JAKARTA – pemerintahan memacu pengerjaan infrastruktur khususnya di dalam pemerintahan menggunakan komponen bangunan ramah lingkungan salah satunya semen hijau. Peran mewujudkan pengerjaan berkelanjutan harus dijalankan semua kalangan termasuk pelaku industri.
“Kita punya BUMN yang digunakan bergerak pada bidang materi bangunan lalu memiliki semen hijau atau semen ramah lingkungan seperti apa yang digunakan telah lama diadakan oleh Semen Indonesia. Ini adalah langkah cerdas yang tersebut akan mengubah sektor konstruksi,” ujar Menteri Koordinator Lingkup Kemaritiman juga Penyertaan Modal (Menko Marves) Luhut Binsar Pandjaitan pada keterangannya, dikutipkan Kamis (15/8/2024).
Menurut beliau perlu dukungan kemudian komitmen pemerintah agar sanggup melahirkan pembaharuan seperti SIG. Dia pun memperkuat semen ramah lingkungan yang disebutkan digunakan untuk pengerjaan pada IKN.
“Ini akan menjadi contoh bagi daerah-daerah lain mulai merancang secara berkelanjutan dan juga mempercepat target nol emisi di tempat Indonesia,” jelasnya.
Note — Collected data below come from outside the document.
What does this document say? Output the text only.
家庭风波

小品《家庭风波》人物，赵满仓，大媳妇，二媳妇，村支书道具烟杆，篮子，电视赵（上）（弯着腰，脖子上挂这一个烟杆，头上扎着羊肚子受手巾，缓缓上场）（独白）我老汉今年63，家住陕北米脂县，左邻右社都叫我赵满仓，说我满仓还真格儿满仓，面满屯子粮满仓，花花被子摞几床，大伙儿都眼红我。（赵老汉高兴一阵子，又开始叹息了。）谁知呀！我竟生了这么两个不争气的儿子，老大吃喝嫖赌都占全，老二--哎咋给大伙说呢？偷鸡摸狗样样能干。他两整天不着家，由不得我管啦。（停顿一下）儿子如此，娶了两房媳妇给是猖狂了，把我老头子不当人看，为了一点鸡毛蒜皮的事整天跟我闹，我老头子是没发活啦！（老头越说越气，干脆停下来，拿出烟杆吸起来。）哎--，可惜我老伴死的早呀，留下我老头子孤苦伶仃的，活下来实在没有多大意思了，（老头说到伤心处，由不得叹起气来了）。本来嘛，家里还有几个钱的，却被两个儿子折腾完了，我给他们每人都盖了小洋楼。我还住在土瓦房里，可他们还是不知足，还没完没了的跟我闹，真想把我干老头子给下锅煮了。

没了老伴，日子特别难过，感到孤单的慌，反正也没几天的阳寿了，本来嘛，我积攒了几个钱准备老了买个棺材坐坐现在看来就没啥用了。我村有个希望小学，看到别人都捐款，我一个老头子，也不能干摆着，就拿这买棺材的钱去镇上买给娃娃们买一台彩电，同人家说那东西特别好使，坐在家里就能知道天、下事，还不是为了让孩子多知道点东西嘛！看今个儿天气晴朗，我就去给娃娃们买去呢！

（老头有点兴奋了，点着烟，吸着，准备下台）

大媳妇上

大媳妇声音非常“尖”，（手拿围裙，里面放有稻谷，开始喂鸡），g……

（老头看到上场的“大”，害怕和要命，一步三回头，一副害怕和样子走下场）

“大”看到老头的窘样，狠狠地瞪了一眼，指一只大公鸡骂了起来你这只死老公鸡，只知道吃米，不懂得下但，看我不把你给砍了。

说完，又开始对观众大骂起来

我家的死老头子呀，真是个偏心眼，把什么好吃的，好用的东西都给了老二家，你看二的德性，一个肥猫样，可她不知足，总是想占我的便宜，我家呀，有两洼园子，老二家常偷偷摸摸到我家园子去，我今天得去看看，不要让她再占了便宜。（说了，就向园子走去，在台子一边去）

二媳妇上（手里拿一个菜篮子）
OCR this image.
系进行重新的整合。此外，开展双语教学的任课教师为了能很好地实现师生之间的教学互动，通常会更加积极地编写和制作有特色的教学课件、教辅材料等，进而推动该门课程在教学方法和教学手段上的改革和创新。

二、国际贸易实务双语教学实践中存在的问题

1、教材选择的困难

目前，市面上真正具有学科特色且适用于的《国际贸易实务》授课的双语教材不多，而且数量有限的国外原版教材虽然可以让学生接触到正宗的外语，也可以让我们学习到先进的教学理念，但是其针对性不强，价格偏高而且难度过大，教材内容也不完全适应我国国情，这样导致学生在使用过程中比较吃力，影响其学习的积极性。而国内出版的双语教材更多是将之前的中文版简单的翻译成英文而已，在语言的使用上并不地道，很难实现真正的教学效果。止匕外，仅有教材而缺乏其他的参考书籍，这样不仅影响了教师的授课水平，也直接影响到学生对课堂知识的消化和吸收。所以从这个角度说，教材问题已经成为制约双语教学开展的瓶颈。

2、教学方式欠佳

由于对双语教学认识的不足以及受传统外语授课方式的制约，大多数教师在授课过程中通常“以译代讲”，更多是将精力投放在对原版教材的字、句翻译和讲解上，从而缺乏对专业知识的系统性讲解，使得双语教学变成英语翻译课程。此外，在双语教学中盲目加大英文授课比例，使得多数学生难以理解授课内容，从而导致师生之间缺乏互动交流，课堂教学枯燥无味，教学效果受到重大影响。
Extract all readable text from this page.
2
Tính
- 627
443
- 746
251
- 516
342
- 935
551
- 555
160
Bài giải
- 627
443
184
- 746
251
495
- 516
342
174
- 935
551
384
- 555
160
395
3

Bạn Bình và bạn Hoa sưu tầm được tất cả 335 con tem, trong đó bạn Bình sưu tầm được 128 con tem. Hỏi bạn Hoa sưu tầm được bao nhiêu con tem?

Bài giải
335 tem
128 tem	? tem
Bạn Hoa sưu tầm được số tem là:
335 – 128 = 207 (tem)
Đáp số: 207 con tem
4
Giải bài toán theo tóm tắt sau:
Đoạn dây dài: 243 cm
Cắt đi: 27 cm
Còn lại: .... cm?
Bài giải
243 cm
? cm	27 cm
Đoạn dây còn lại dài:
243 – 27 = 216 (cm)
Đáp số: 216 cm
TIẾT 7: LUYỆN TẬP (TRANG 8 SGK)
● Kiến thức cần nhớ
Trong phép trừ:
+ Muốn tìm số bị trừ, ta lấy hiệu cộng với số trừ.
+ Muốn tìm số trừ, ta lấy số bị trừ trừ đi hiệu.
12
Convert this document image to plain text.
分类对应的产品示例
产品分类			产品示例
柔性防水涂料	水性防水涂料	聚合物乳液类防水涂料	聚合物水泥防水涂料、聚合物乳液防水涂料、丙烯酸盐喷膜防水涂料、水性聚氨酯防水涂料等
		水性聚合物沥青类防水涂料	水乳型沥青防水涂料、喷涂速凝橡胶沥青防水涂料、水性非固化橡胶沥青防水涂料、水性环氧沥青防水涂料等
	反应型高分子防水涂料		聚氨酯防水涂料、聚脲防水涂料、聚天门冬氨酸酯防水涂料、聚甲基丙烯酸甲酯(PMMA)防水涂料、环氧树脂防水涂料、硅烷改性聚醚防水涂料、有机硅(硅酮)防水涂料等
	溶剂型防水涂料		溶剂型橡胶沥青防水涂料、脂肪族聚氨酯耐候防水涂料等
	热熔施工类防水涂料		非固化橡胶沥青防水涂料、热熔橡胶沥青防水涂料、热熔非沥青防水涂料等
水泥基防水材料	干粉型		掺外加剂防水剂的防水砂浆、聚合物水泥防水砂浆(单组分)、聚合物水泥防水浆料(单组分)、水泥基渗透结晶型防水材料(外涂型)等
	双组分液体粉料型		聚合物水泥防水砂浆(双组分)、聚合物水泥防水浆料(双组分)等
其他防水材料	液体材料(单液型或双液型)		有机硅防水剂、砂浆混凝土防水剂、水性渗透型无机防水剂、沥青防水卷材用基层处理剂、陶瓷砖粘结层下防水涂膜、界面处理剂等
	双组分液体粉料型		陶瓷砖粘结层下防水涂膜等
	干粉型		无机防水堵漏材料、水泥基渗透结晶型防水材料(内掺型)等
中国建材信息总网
Pemerintah ketika ini sedang fokus mendirikan IKN sebagai kota berkelanjutan pertama di dalam Indonesia. Hal ini sejalan dengan upaya mencepai target Pertumbuhan Kondisi Keuangan Indonesia 2045, yaitu perkembangan sektor ekonomi inklusif lalu merata melalui akselerasi pengerjaan kawasan Timur Indonesia.
Untuk memperkuat konstruksi berkeanjutan, SIG sudah menyediakan item unsur bangunan yang lebih lanjut rendah karbon serta berbagai solusi berkelanjutan, yang digunakan dihasilkan dari pembaharuan lalu proses produksi yang lebih tinggi ramah lingkungan. Belum lama ini SIG juga meresmikan prasarana pengelolaan sampah perkotaan menjadi unsur bakar alternatif (refuse-derived fuel/RDF) yang pertama di dalam Indonesia pada Cilacap, Jawa Tengah.
Dari infrastruktur yang disebutkan yang tersebut dioperasikan SIG melalui anak usahanya, PT Solusi Bangun Indonesia Tbk, Pemkab Cilacap mampu mengatasi permasalahan sampah area juga SIG memperoleh materi bakar alternatif yang tambahan rendah karbon untuk substitusi batu bara. Luhut menyatakan inisiatif dekarbonisasi yang dijalankan SIG yang dimaksud merupakan langkah konkret pada pencapaian target nol emisi karbon.